Here is a 2-player game played on a region of the
Gaussian integers, $\mathbb{Z}[i]$.
Initially four points are colored, opposite
corners of an $X$ by $Y$ rectangle:
$0 + 0i$ and $X + Yi$ are colored red,
and $0 + Yi$ and $X + 0i$ are colored blue.
A move by a player of color $C$ consists of selecting a red point and a blue
point, and coloring the previously uncolored "midpoint" color $C$,
where the *midpoint* of $z+w$ is
$\lfloor{ (z+w)/2 } \rfloor$.
The game ends when a player loses by coloring a Gaussian prime,
that is, a point $a + bi$, which, if either $a$ or $b$ is zero,
is a prime of the form $4n+3$, or otherwise if its norm $a^2+b^2$ is a prime.

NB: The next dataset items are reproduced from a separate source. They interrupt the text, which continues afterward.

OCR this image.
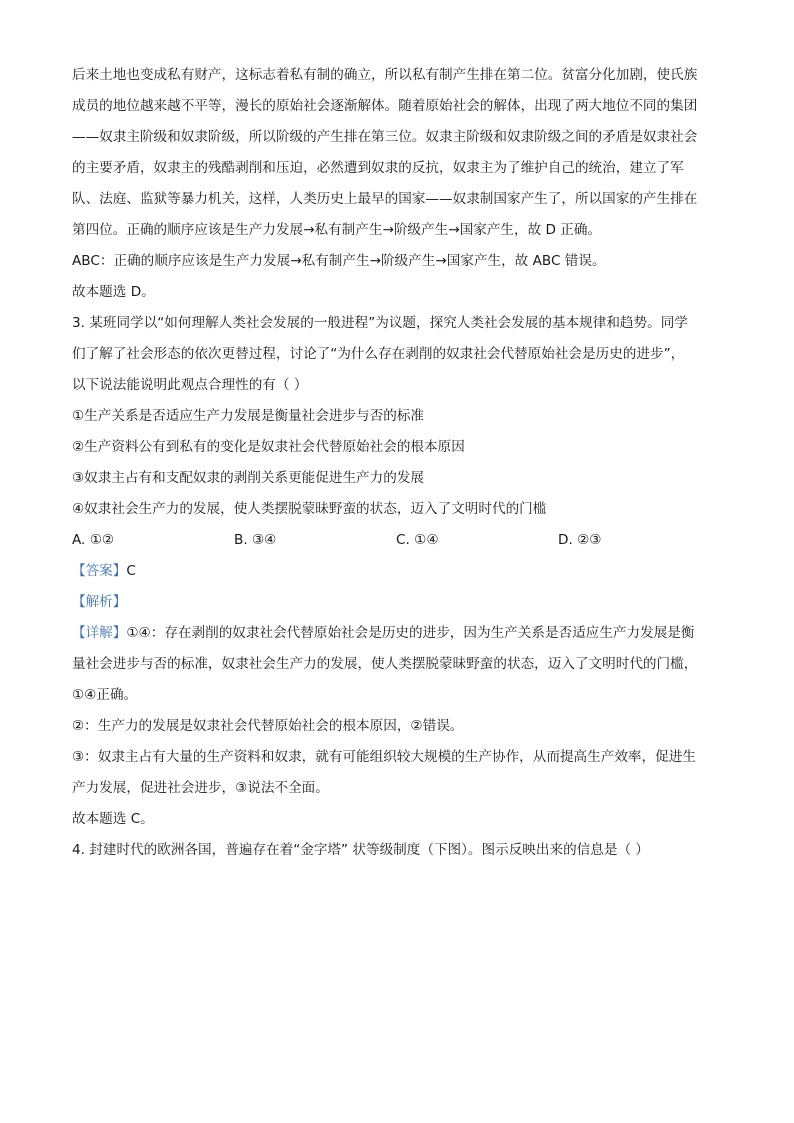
后来土地也变成私有财产，这标志着私有制的确立，所以私有制产生排在第二位。贫富分化加剧，使氏族
成员的地位越来越不平等，漫长的原始社会逐渐解体。随着原始社会的解体，出现了两大地位不同的集团
——奴隶主阶级和奴隶阶级，所以阶级的产生排在第三位。奴隶主阶级和奴隶阶级之间的矛盾是奴隶社会
的主要矛盾，奴隶主的残酷剥削和压迫，必然遭到奴隶的反抗，奴隶主为了维护自己的统治，建立了军
队、法庭、监狱等暴力机关，这样，人类历史上最早的国家——奴隶制国家产生了，所以国家的产生排在
第四位。正确的顺序应该是生产力发展→私有制产生→阶级产生→国家产生，故 D 正确。
ABC：正确的顺序应该是生产力发展→私有制产生→阶级产生→国家产生，故 ABC 错误。
故本题选 D。
3. 某班同学以“如何理解人类社会发展的一般进程”为议题，探究人类社会发展的基本规律和趋势。同学
们了解了社会形态的依次更替过程，讨论了“为什么存在剥削的奴隶社会代替原始社会是历史的进步”，
以下说法能说明此观点合理性的有（ ）
①生产关系是否适应生产力发展是衡量社会进步与否的标准
②生产资料公有到私有的变化是奴隶社会代替原始社会的根本原因
③奴隶主占有和支配奴隶的剥削关系更能促进生产力的发展
④奴隶社会生产力的发展，使人类摆脱蒙昧野蛮的状态，迈入了文明时代的门槛
A. ①②	B. ③④	C. ①④	D. ②③
【答案】C
【解析】
【详解】①④：存在剥削的奴隶社会代替原始社会是历史的进步，因为生产关系是否适应生产力发展是衡
量社会进步与否的标准，奴隶社会生产力的发展，使人类摆脱蒙昧野蛮的状态，迈入了文明时代的门槛，
①④正确。
②：生产力的发展是奴隶社会代替原始社会的根本原因，②错误。
③：奴隶主占有大量的生产资料和奴隶，就有可能组织较大规模的生产协作，从而提高生产效率，促进生
产力发展，促进社会进步，③说法不全面。
故本题选 C。
4. 封建时代的欧洲各国，普遍存在着“金字塔” 状等级制度（下图）。图示反映出来的信息是（ ）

**Example.** $X=51$, $Y=34$.
Red moves first and colors $25 + 0i$ red, the midpoint of
the points on the real axis.
Blue would not want to color the midpoint of $0 + 34i$ and $25 + 0i$,
because that is $12 + 17i$ which is prime (433).
So suppose Blue instead colors the midpoint of the points
on the imaginary axis, $0 + 0i$ and $0 + 34i$,
which is $0 +17i$.
Red could now select the midpoint of this blue point and $25 + 0i$,
which is $12 + 8i$.
And so on.

Will the game always end with a loser?

If both $X$ and $Y$ are of the form $2p$ or $2p+1$ with $p$ a prime $4n+3$, then Red is forced to lose on the first move. Are there other values of $X$ and $Y$ for which the game can be fully analyzed?

Is there any hope analyzing who wins this game (under best play) for arbitrary $X$ and $Y$?

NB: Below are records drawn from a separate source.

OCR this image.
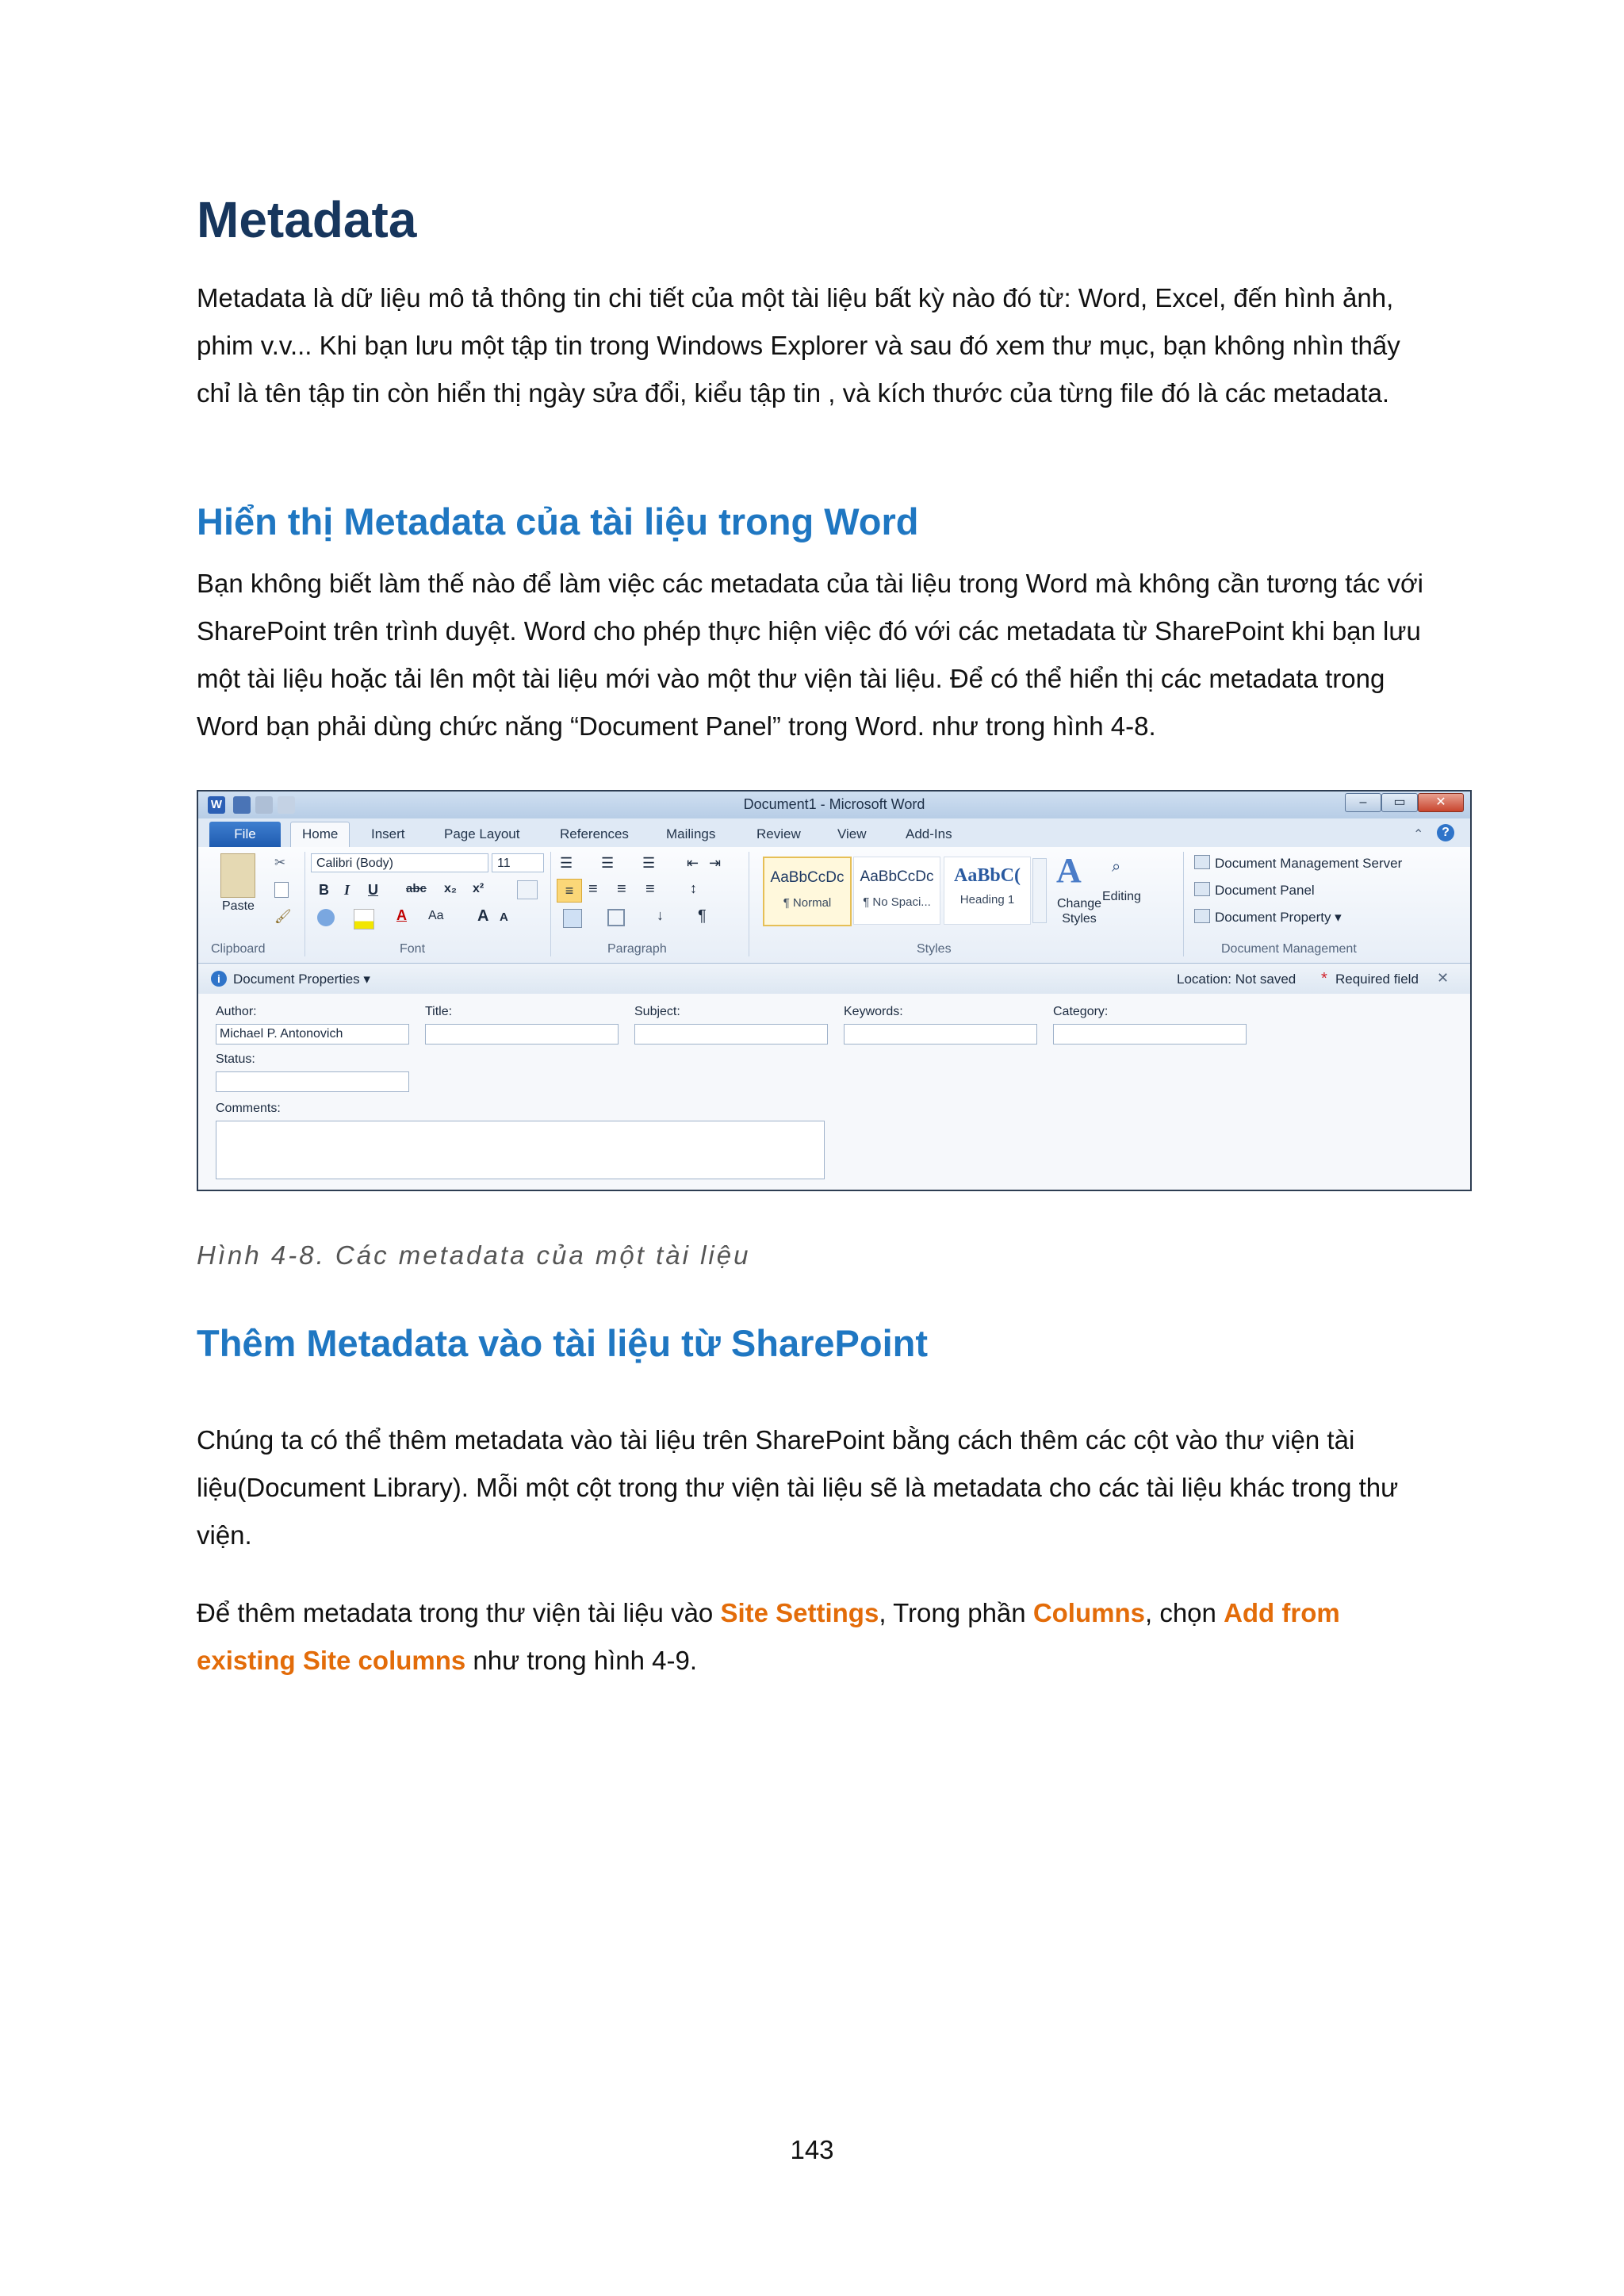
Metadata

Metadata là dữ liệu mô tả thông tin chi tiết của một tài liệu bất kỳ nào đó từ: Word, Excel, đến hình ảnh, phim v.v... Khi bạn lưu một tập tin trong Windows Explorer và sau đó xem thư mục, bạn không nhìn thấy chỉ là tên tập tin còn hiển thị ngày sửa đổi, kiểu tập tin , và kích thước của từng file đó là các metadata.

Hiển thị Metadata của tài liệu trong Word

Bạn không biết làm thế nào để làm việc các metadata của tài liệu trong Word mà không cần tương tác với SharePoint trên trình duyệt. Word cho phép thực hiện việc đó với các metadata từ SharePoint khi bạn lưu một tài liệu hoặc tải lên một tài liệu mới vào một thư viện tài liệu. Để có thể hiển thị các metadata trong Word bạn phải dùng chức năng “Document Panel” trong Word. như trong hình 4-8.

W	Document1 - Microsoft Word	–	▭	✕
File	Home	Insert	Page Layout	References	Mailings	Review	View	Add-Ins	⌃	?
Paste
✂
🖌
Clipboard
Calibri (Body)	11
B I U abc x₂ x²
A Aa A A
Font
☰ ☰ ☰ ⇤ ⇥
≡ ≡ ≡ ≡ ↕
↓ ¶
Paragraph
AaBbCcDc
¶ Normal
AaBbCcDc
¶ No Spaci...
AaBbC(
Heading 1
A
Change Styles
⌕
Editing
Styles
Document Management Server
Document Panel
Document Property ▾
Document Management
i Document Properties ▾	Location: Not saved * Required field ✕
Author:
Michael P. Antonovich
Title:	Subject:	Keywords:	Category:
Status:
Comments:
Hình 4-8. Các metadata của một tài liệu
Thêm Metadata vào tài liệu từ SharePoint

Chúng ta có thể thêm metadata vào tài liệu trên SharePoint bằng cách thêm các cột vào thư viện tài liệu(Document Library). Mỗi một cột trong thư viện tài liệu sẽ là metadata cho các tài liệu khác trong thư viện.

Để thêm metadata trong thư viện tài liệu vào Site Settings, Trong phần Columns, chọn Add from existing Site columns như trong hình 4-9.

143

This is original and quite possibly worthless, so *caveat lector*!

**Edit1.** See the suggested simplification by Michael Albert in the Comments: dispense with
colors, letting each move select any two points.

**Edit2.** Thanks for all the interesting comments.
It now seems to me this game is hopelessly complicated to analyze, perhaps PSPACE-complete in terms of complexity. The monochromatic version is much simpler but removes the
adversarial aspect that is the essence of a game. I don't think Milton-Bradley will be knocking on my door!